Division of Cancer Sciences, School of Medical Sciences, Faculty of Biology, Medicine and Health, The University of Manchester, Manchester, UK.
Department of Radiation Oncology, Amsterdam University Medical Center, University of Amsterdam, Amsterdam, the Netherlands.
Clin Oncol (R Coll Radiol). 2020 Dec;32(12):835-844. doi: 10.1016/j.clon.2020.09.011. Epub 2020 Oct 13.
In image-guided radiotherapy, daily cone-beam computed tomography (CBCT) is rarely applied to children due to concerns over imaging dose. Simulating low-dose CBCT can aid clinical protocol design by allowing visualisation of new scan protocols in patients without delivering additional dose. This work simulated ultra-low-dose CBCT and evaluated its use for paediatric image-guided radiotherapy by assessment of image registration accuracy and visual image quality.
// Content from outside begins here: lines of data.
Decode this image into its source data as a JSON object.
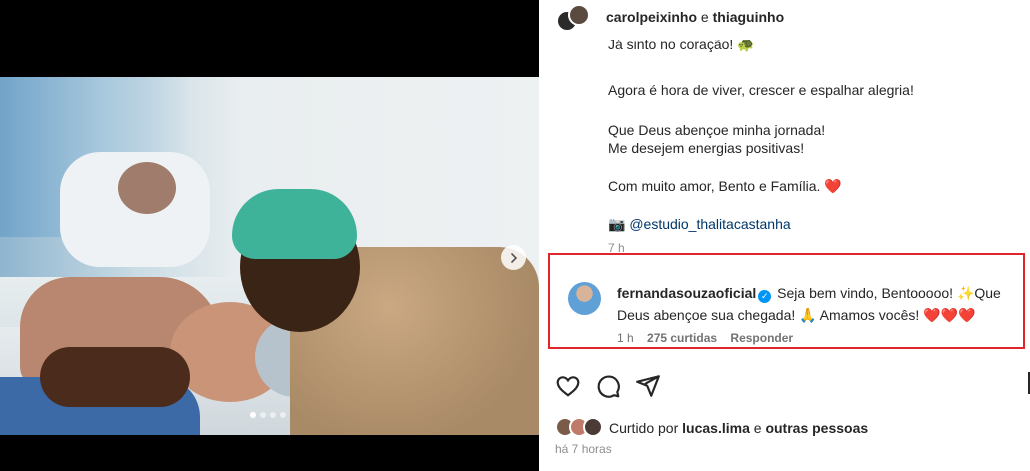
{
  "post": {
    "authors": {
      "first": "carolpeixinho",
      "conj": "e",
      "second": "thiaguinho"
    },
    "caption": {
      "line_partial": "Já sinto no coração! 🐢",
      "line1": "Agora é hora de viver, crescer e espalhar alegria!",
      "line2": "Que Deus abençoe minha jornada!",
      "line3": "Me desejem energias positivas!",
      "line4": "Com muito amor, Bento e Família.",
      "heart": "❤️",
      "camera": "📷",
      "credit_link": "@estudio_thalitacastanha",
      "time": "7 h"
    },
    "carousel": {
      "count": 4,
      "active": 0
    },
    "colors": {
      "highlight": "#e0262b",
      "link": "#00376b",
      "verified": "#0095f6"
    }
  },
  "comment": {
    "username": "fernandasouzaoficial",
    "verified_icon": "verified-badge-icon",
    "text_part1": "Seja bem vindo, Bentooooo! ✨Que",
    "text_part2": "Deus abençoe sua chegada! 🙏 Amamos vocês! ❤️❤️❤️",
    "time": "1 h",
    "likes": "275 curtidas",
    "reply": "Responder"
  },
  "likes": {
    "prefix": "Curtido por",
    "user": "lucas.lima",
    "conj": "e",
    "others": "outras pessoas"
  },
  "posted": "há 7 horas",
  "icons": [
    "heart-icon",
    "comment-icon",
    "share-icon",
    "chevron-right-icon"
  ]
}
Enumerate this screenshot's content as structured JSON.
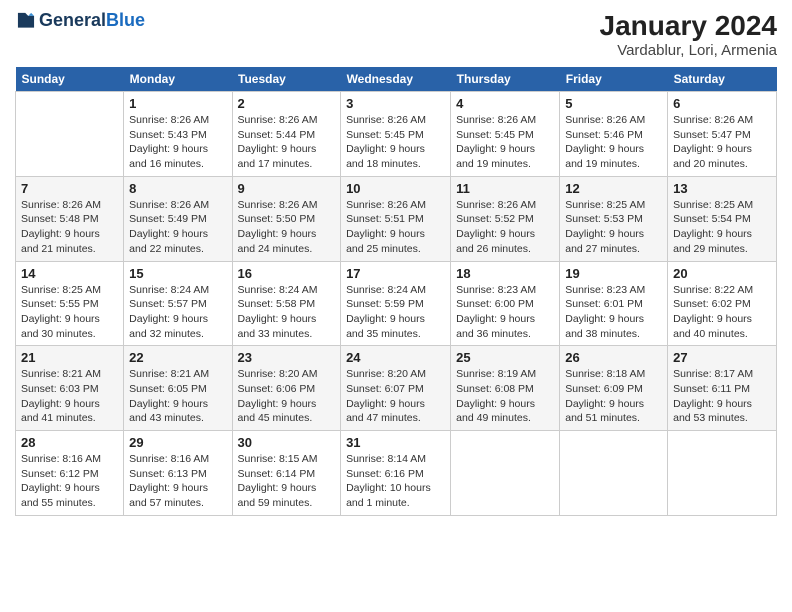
{
  "header": {
    "logo_line1": "General",
    "logo_line2": "Blue",
    "title": "January 2024",
    "subtitle": "Vardablur, Lori, Armenia"
  },
  "days_of_week": [
    "Sunday",
    "Monday",
    "Tuesday",
    "Wednesday",
    "Thursday",
    "Friday",
    "Saturday"
  ],
  "weeks": [
    [
      {
        "day": "",
        "sunrise": "",
        "sunset": "",
        "daylight": ""
      },
      {
        "day": "1",
        "sunrise": "Sunrise: 8:26 AM",
        "sunset": "Sunset: 5:43 PM",
        "daylight": "Daylight: 9 hours and 16 minutes."
      },
      {
        "day": "2",
        "sunrise": "Sunrise: 8:26 AM",
        "sunset": "Sunset: 5:44 PM",
        "daylight": "Daylight: 9 hours and 17 minutes."
      },
      {
        "day": "3",
        "sunrise": "Sunrise: 8:26 AM",
        "sunset": "Sunset: 5:45 PM",
        "daylight": "Daylight: 9 hours and 18 minutes."
      },
      {
        "day": "4",
        "sunrise": "Sunrise: 8:26 AM",
        "sunset": "Sunset: 5:45 PM",
        "daylight": "Daylight: 9 hours and 19 minutes."
      },
      {
        "day": "5",
        "sunrise": "Sunrise: 8:26 AM",
        "sunset": "Sunset: 5:46 PM",
        "daylight": "Daylight: 9 hours and 19 minutes."
      },
      {
        "day": "6",
        "sunrise": "Sunrise: 8:26 AM",
        "sunset": "Sunset: 5:47 PM",
        "daylight": "Daylight: 9 hours and 20 minutes."
      }
    ],
    [
      {
        "day": "7",
        "sunrise": "Sunrise: 8:26 AM",
        "sunset": "Sunset: 5:48 PM",
        "daylight": "Daylight: 9 hours and 21 minutes."
      },
      {
        "day": "8",
        "sunrise": "Sunrise: 8:26 AM",
        "sunset": "Sunset: 5:49 PM",
        "daylight": "Daylight: 9 hours and 22 minutes."
      },
      {
        "day": "9",
        "sunrise": "Sunrise: 8:26 AM",
        "sunset": "Sunset: 5:50 PM",
        "daylight": "Daylight: 9 hours and 24 minutes."
      },
      {
        "day": "10",
        "sunrise": "Sunrise: 8:26 AM",
        "sunset": "Sunset: 5:51 PM",
        "daylight": "Daylight: 9 hours and 25 minutes."
      },
      {
        "day": "11",
        "sunrise": "Sunrise: 8:26 AM",
        "sunset": "Sunset: 5:52 PM",
        "daylight": "Daylight: 9 hours and 26 minutes."
      },
      {
        "day": "12",
        "sunrise": "Sunrise: 8:25 AM",
        "sunset": "Sunset: 5:53 PM",
        "daylight": "Daylight: 9 hours and 27 minutes."
      },
      {
        "day": "13",
        "sunrise": "Sunrise: 8:25 AM",
        "sunset": "Sunset: 5:54 PM",
        "daylight": "Daylight: 9 hours and 29 minutes."
      }
    ],
    [
      {
        "day": "14",
        "sunrise": "Sunrise: 8:25 AM",
        "sunset": "Sunset: 5:55 PM",
        "daylight": "Daylight: 9 hours and 30 minutes."
      },
      {
        "day": "15",
        "sunrise": "Sunrise: 8:24 AM",
        "sunset": "Sunset: 5:57 PM",
        "daylight": "Daylight: 9 hours and 32 minutes."
      },
      {
        "day": "16",
        "sunrise": "Sunrise: 8:24 AM",
        "sunset": "Sunset: 5:58 PM",
        "daylight": "Daylight: 9 hours and 33 minutes."
      },
      {
        "day": "17",
        "sunrise": "Sunrise: 8:24 AM",
        "sunset": "Sunset: 5:59 PM",
        "daylight": "Daylight: 9 hours and 35 minutes."
      },
      {
        "day": "18",
        "sunrise": "Sunrise: 8:23 AM",
        "sunset": "Sunset: 6:00 PM",
        "daylight": "Daylight: 9 hours and 36 minutes."
      },
      {
        "day": "19",
        "sunrise": "Sunrise: 8:23 AM",
        "sunset": "Sunset: 6:01 PM",
        "daylight": "Daylight: 9 hours and 38 minutes."
      },
      {
        "day": "20",
        "sunrise": "Sunrise: 8:22 AM",
        "sunset": "Sunset: 6:02 PM",
        "daylight": "Daylight: 9 hours and 40 minutes."
      }
    ],
    [
      {
        "day": "21",
        "sunrise": "Sunrise: 8:21 AM",
        "sunset": "Sunset: 6:03 PM",
        "daylight": "Daylight: 9 hours and 41 minutes."
      },
      {
        "day": "22",
        "sunrise": "Sunrise: 8:21 AM",
        "sunset": "Sunset: 6:05 PM",
        "daylight": "Daylight: 9 hours and 43 minutes."
      },
      {
        "day": "23",
        "sunrise": "Sunrise: 8:20 AM",
        "sunset": "Sunset: 6:06 PM",
        "daylight": "Daylight: 9 hours and 45 minutes."
      },
      {
        "day": "24",
        "sunrise": "Sunrise: 8:20 AM",
        "sunset": "Sunset: 6:07 PM",
        "daylight": "Daylight: 9 hours and 47 minutes."
      },
      {
        "day": "25",
        "sunrise": "Sunrise: 8:19 AM",
        "sunset": "Sunset: 6:08 PM",
        "daylight": "Daylight: 9 hours and 49 minutes."
      },
      {
        "day": "26",
        "sunrise": "Sunrise: 8:18 AM",
        "sunset": "Sunset: 6:09 PM",
        "daylight": "Daylight: 9 hours and 51 minutes."
      },
      {
        "day": "27",
        "sunrise": "Sunrise: 8:17 AM",
        "sunset": "Sunset: 6:11 PM",
        "daylight": "Daylight: 9 hours and 53 minutes."
      }
    ],
    [
      {
        "day": "28",
        "sunrise": "Sunrise: 8:16 AM",
        "sunset": "Sunset: 6:12 PM",
        "daylight": "Daylight: 9 hours and 55 minutes."
      },
      {
        "day": "29",
        "sunrise": "Sunrise: 8:16 AM",
        "sunset": "Sunset: 6:13 PM",
        "daylight": "Daylight: 9 hours and 57 minutes."
      },
      {
        "day": "30",
        "sunrise": "Sunrise: 8:15 AM",
        "sunset": "Sunset: 6:14 PM",
        "daylight": "Daylight: 9 hours and 59 minutes."
      },
      {
        "day": "31",
        "sunrise": "Sunrise: 8:14 AM",
        "sunset": "Sunset: 6:16 PM",
        "daylight": "Daylight: 10 hours and 1 minute."
      },
      {
        "day": "",
        "sunrise": "",
        "sunset": "",
        "daylight": ""
      },
      {
        "day": "",
        "sunrise": "",
        "sunset": "",
        "daylight": ""
      },
      {
        "day": "",
        "sunrise": "",
        "sunset": "",
        "daylight": ""
      }
    ]
  ]
}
Ultra-low-dose CBCT was simulated by adding the appropriate amount of noise to projection images prior to reconstruction. This simulation was validated in phantoms before application to paediatric patient data. Scans from 20 patients acquired at our current clinical protocol (0.8 mGy) were simulated for a range of ultra-low doses (0.5, 0.4, 0.2 and 0.125 mGy) creating 100 scans in total. Automatic registration accuracy was assessed in all 100 scans. Inter-observer registration variation was next assessed for a subset of 40 scans (five scans at each simulated dose and 20 scans at the current clinical protocol). This subset was assessed for visual image quality by Likert scale grading of registration performance and visibility of target coverage, organs at risk, soft-tissue structures and bony anatomy.
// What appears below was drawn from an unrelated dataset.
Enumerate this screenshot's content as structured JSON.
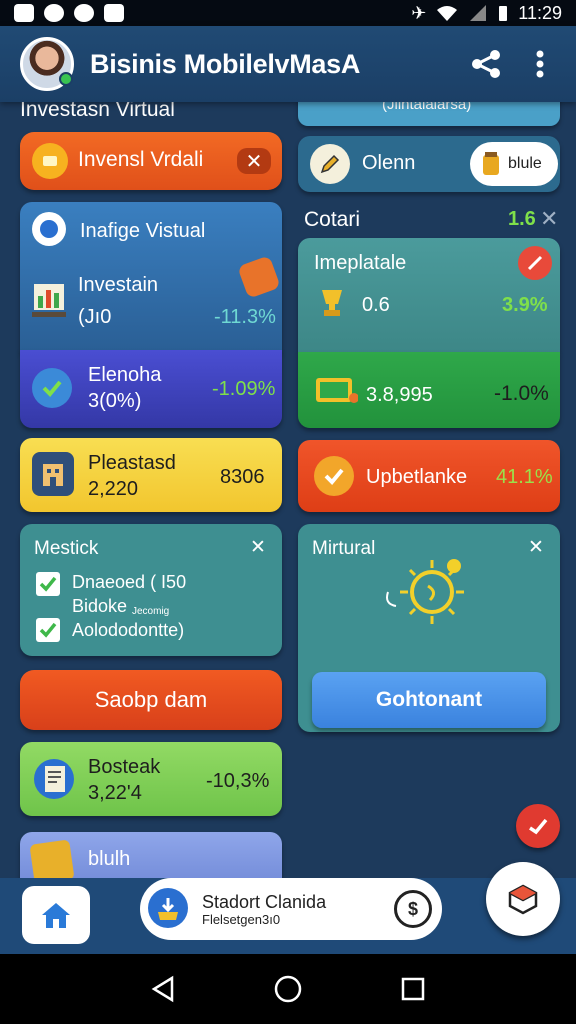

Simulated and acquired phantom scans were in excellent agreement. For patient scans, bony atomy registration discrepancies for ultra-low-dose scans fell within 2 mm (translation) and 1° (rotation) compared with the current clinical protocol, with excellent inter-observer agreement. Soft-tissue registration showed large discrepancies. Bone visualisation and registration performance reached over 75% acceptability (rated 'well' or 'very well') down to the lowest doses. Soft-tissue visualisation did not reach this threshold for any dose.
Ultra-low-dose CBCT was accurately simulated and evaluated in patient data. Patient scans simulated down to 0.125 mGy were appropriate for bony anatomy set-up. The large dose reduction could allow for more frequent (e.g. daily) image guidance and, hence, more accurate set-up for paediatric radiotherapy.
在图像引导放疗中,由于对成像剂量的担忧,很少对儿童进行锥形束计算机断层扫描(CBCT)。通过模拟低剂量 CBCT,可以在不给患者额外剂量的情况下,在新的扫描方案中可视化患者,从而帮助临床方案设计。本工作通过评估图像配准精度和视觉图像质量,模拟超低剂量 CBCT 并评估其在儿科图像引导放疗中的应用。
通过在重建前向投影图像添加适量噪声来模拟超低剂量 CBCT。在将其应用于儿科患者数据之前,在体模中验证了这种模拟。对我们当前临床方案(0.8 mGy)采集的 20 名患者的扫描进行了一系列超低剂量(0.5、0.4、0.2 和 0.125 mGy)模拟,总共生成 100 个扫描。在所有 100 个扫描中评估自动配准精度。接下来,对于 40 个扫描的子集(每个模拟剂量五个扫描,当前临床方案 20 个扫描)评估观察者间配准变化。通过对注册性能和靶区覆盖、危及器官、软组织结构和骨解剖结构的可视性进行李克特量表评分,评估该子集的视觉图像质量。
模拟和采集的体模扫描非常吻合。对于患者扫描,与当前临床方案相比,超低剂量扫描的骨性解剖配准差异在 2 毫米(平移)和 1 度(旋转)以内,观察者间具有很好的一致性。软组织配准显示出较大的差异。骨的可视化和配准性能在最低剂量下达到 75%以上(评为“好”或“非常好”)。对于任何剂量,软组织的可视化都没有达到这个阈值。
在患者数据中准确地模拟和评估了超低剂量 CBCT。模拟剂量低至 0.125 mGy 的患者扫描适用于骨性解剖设置。如此大的剂量减少可以允许更频繁的(例如每日)图像引导,从而为儿科放疗提供更精确的设置。